Qingjian expects to build over 1,000 condo units and even some terraced units on the 408,927 sq ft site. The land has about 70 years left on its lease and a plot ratio of 2.8.
Qingjian expects to pay about $123 million in differential premium for intensifying land use and another $94 million to top up the lease in addition to the $638 million sale price. Overall, it is paying about $747 psf per plot ratio (psf pr) for the site, lower than the $791 psf pr the original reserve price would have entailed.
This is comparable to prices at recent Government Land Sales (GLS) sites, noted Mr Desmond Sim, CBRE research head for Singapore and South-east Asia. The Toa Payoh site of the future Gem Residences went for $755 psf pr last year, for example.

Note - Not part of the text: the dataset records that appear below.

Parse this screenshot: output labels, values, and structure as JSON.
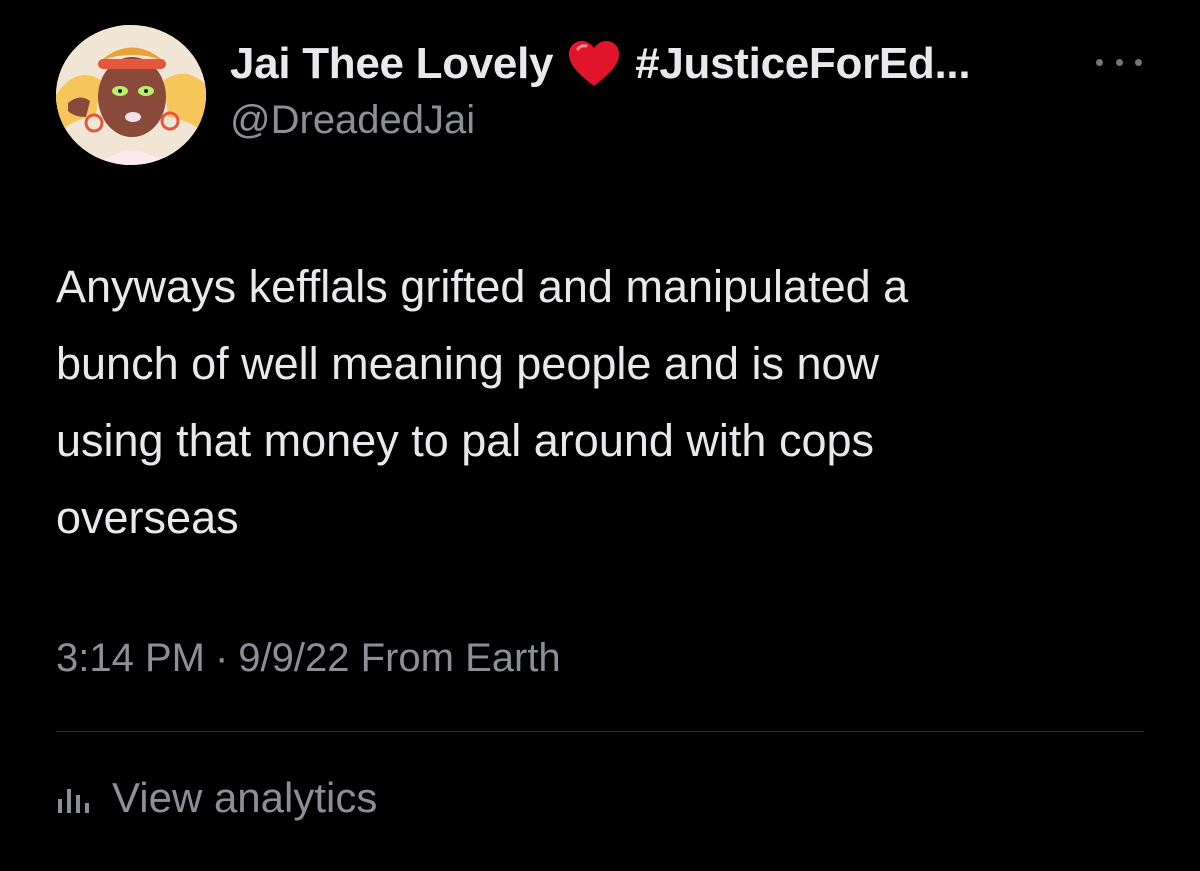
{
  "tweet": {
    "author": {
      "display_name": "Jai Thee Lovely",
      "name_emoji": "heart-emoji",
      "name_tag": "#JusticeForEd...",
      "handle": "@DreadedJai"
    },
    "menu_icon": "more-horizontal-icon",
    "text_lines": [
      "Anyways kefflals grifted and manipulated a",
      "bunch of well meaning people and is now",
      "using that money to pal around with cops",
      "overseas"
    ],
    "meta": {
      "time": "3:14 PM",
      "separator": "·",
      "date": "9/9/22",
      "source": "From Earth"
    },
    "analytics": {
      "icon": "bar-chart-icon",
      "label": "View analytics"
    }
  },
  "colors": {
    "background": "#000000",
    "primary_text": "#e7e9ea",
    "secondary_text": "#8b9096",
    "divider": "#2f3336",
    "heart": "#e0152b"
  }
}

But whether another en bloc could come soon depends on pricing and site attributes. For developers, en bloc sales also tend to be a more tedious way of getting development sites, in comparison with GLS sites – the sale process is lengthier while developers must factor in demolition cost as well.

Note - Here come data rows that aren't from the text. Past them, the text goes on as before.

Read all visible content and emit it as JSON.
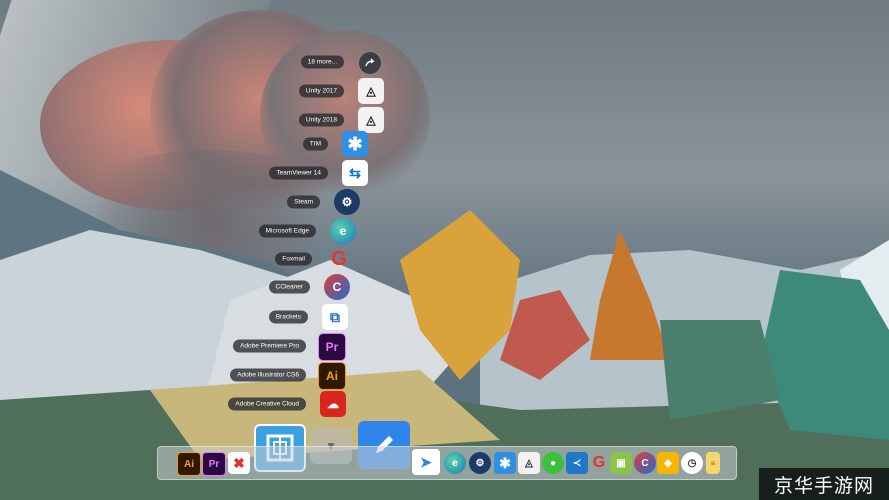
{
  "stack_menu": {
    "items": [
      {
        "label": "18 more...",
        "icon": "arrow-icon"
      },
      {
        "label": "Unity 2017",
        "icon": "unity-icon"
      },
      {
        "label": "Unity 2018",
        "icon": "unity-icon"
      },
      {
        "label": "TIM",
        "icon": "tim-icon"
      },
      {
        "label": "TeamViewer 14",
        "icon": "teamviewer-icon"
      },
      {
        "label": "Steam",
        "icon": "steam-icon"
      },
      {
        "label": "Microsoft Edge",
        "icon": "edge-icon"
      },
      {
        "label": "Foxmail",
        "icon": "foxmail-icon"
      },
      {
        "label": "CCleaner",
        "icon": "ccleaner-icon"
      },
      {
        "label": "Brackets",
        "icon": "brackets-icon"
      },
      {
        "label": "Adobe Premiere Pro",
        "icon": "premiere-icon",
        "glyph": "Pr"
      },
      {
        "label": "Adobe Illustrator CS6",
        "icon": "illustrator-icon",
        "glyph": "Ai"
      },
      {
        "label": "Adobe Creative Cloud",
        "icon": "creative-cloud-icon"
      }
    ]
  },
  "dock": {
    "left_icons": [
      {
        "name": "illustrator-icon",
        "glyph": "Ai"
      },
      {
        "name": "premiere-icon",
        "glyph": "Pr"
      },
      {
        "name": "xmind-icon",
        "glyph": "✖"
      }
    ],
    "right_icons": [
      "feishu-icon",
      "edge-icon",
      "steam-icon",
      "tim-icon",
      "unity-icon",
      "wechat-icon",
      "vscode-icon",
      "foxmail-icon",
      "android-icon",
      "ccleaner-icon",
      "sketch-icon",
      "clock-icon",
      "notes-icon"
    ]
  },
  "watermark": {
    "text": "京华手游网"
  }
}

Yet, given the current soft market, a longer sale process could suit a developer too, Mr Sim said.
Shunfu Ville was first put on sale last September with a minimum price of $688 million or $791 psf pr.
The tender closed last October with no formal bids but two letters of interest, including one by Qingjian. It was relaunched for tender at the same price in late January, again receiving interest from two developers.
Qingjian noted yesterday that its first development project in Singapore, Natura Loft, is just across the street from Shunfu Ville. “Our prior experience in Bishan-Thomson gives us confidence in this development,” said Mr Li Jun, general manager of Qingjian. The market is also now much healthier than about five years ago and the result of cooling measures is that developers now have a clearer view of buyer demand, Mr Li added. Given this and the long-term warm reception to the area, “we believe the size of the project will not be an issue”, he said.
Owner Teo Chong, 77, said he enjoyed the convenience of the project but noted that repair costs had been more onerous since the estate was privatised in 2013. Owner James Law, 74, who bought his unit for less than $230,000 back when Shunfu Ville was first launched, said he would miss the place. “We’re a close-knit community and that is difficult to replicate.”